Categories: ETFs
Topics: FTSE| Invesco Perpetual
Fundamentally weighted indices perform better in emerging markets than capitalisation weighted indices, according to Research Affiliates chief investment officer Jason Hsu.
The fundamentally weighted FTSE RAFI Emerging Market (EM) index has produced a 6.5% out-performance per annum against the MSCI EM index in the last five years, says Hsu.
He says the fundamental methodology thrives on market price inefficiencies, whereas the capitalisation weighted indices typically give greater exposure to the more over-valued stocks.
Hsu explains fundamental indices are not influenced by price, meaning there is no correlation between weights and the random mistakes prices can make.
He adds: "In emerging markets, where miss-valuation is the greatest, it is essential to break the price link with the index portfolio weights."
Fundamental indices also preserve liquidity as they take into account weighting metrics that are generally related to the investment capacity of the stock. Hsu says: "These weighting metrics are also specifically chosen and designed to not be correlated with prices and therefore price mistakes."
Nonetheless, there is a need for education as to how fundamental indices are constructed.
Tim Mitchell, head of listed fund sales at Invesco Perpetual, says: "These types of indices are more popular in the US, where indexation is more developed, but it's filtering over to Europe now. However, we are in an education game."
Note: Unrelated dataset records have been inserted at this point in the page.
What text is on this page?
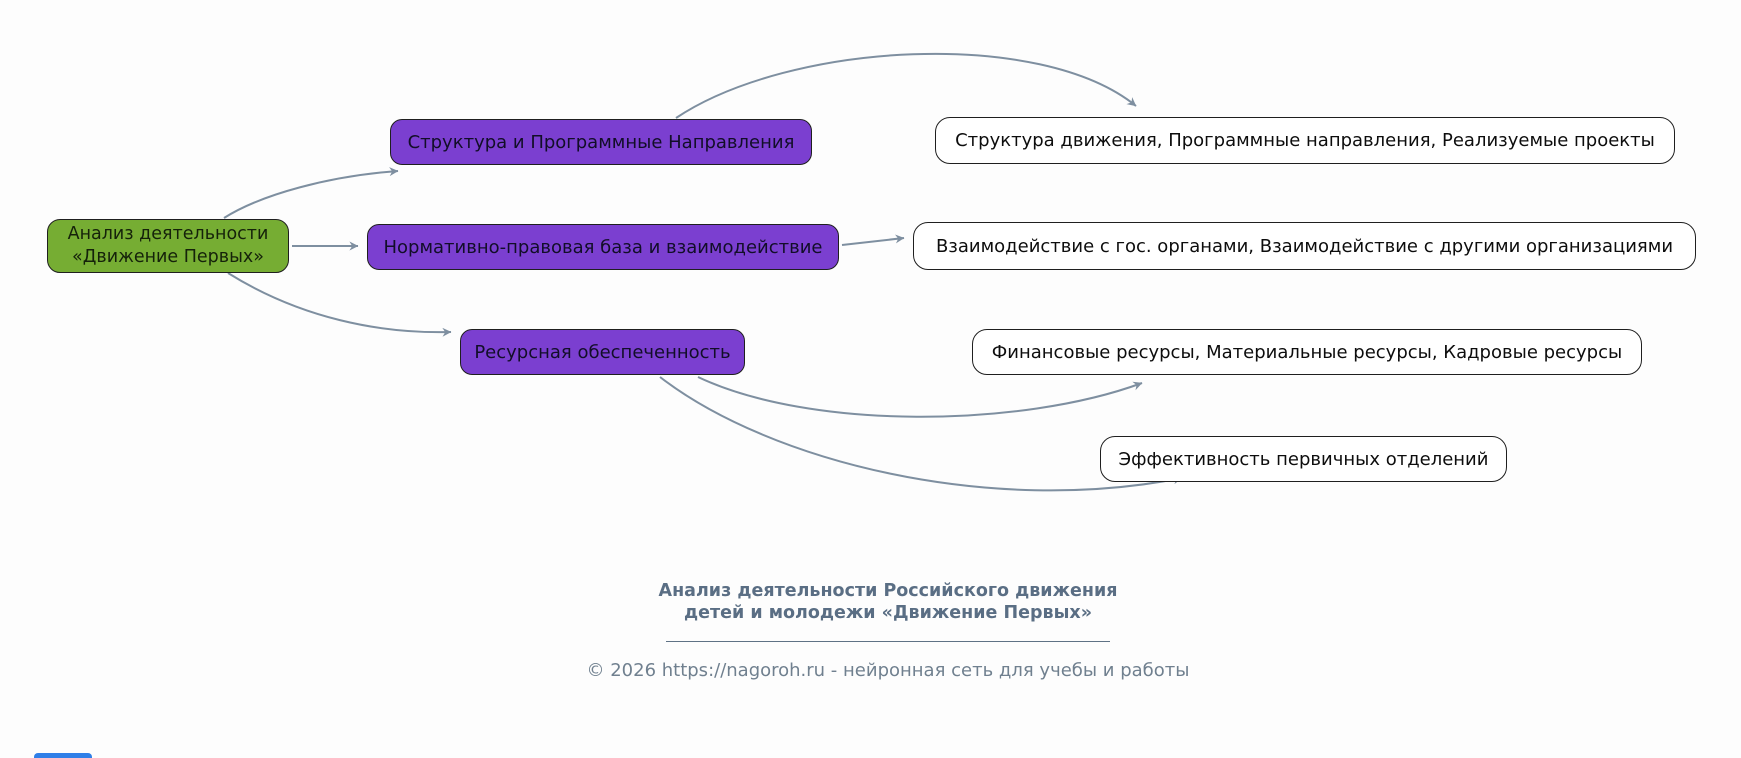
Анализ деятельности
«Движение Первых»
Структура и Программные Направления
Нормативно-правовая база и взаимодействие
Ресурсная обеспеченность
Структура движения, Программные направления, Реализуемые проекты
Взаимодействие с гос. органами, Взаимодействие с другими организациями
Финансовые ресурсы, Материальные ресурсы, Кадровые ресурсы
Эффективность первичных отделений
Анализ деятельности Российского движения
детей и молодежи «Движение Первых»
© 2026 https://nagoroh.ru - нейронная сеть для учебы и работы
He says PowerShares is now the only UK provider of UK-listed FTSE RAFI funds, after Lyxor de-listed its RAFI offering from the London Stock Exchange earlier this year.
The Research Affiliates Fundamental Index (RAFI) strategy uses four metrics, to offer diversification and level the biases associated with any particular metric. Hsu says mainstream accounting variables are used, where the level of data quality is high.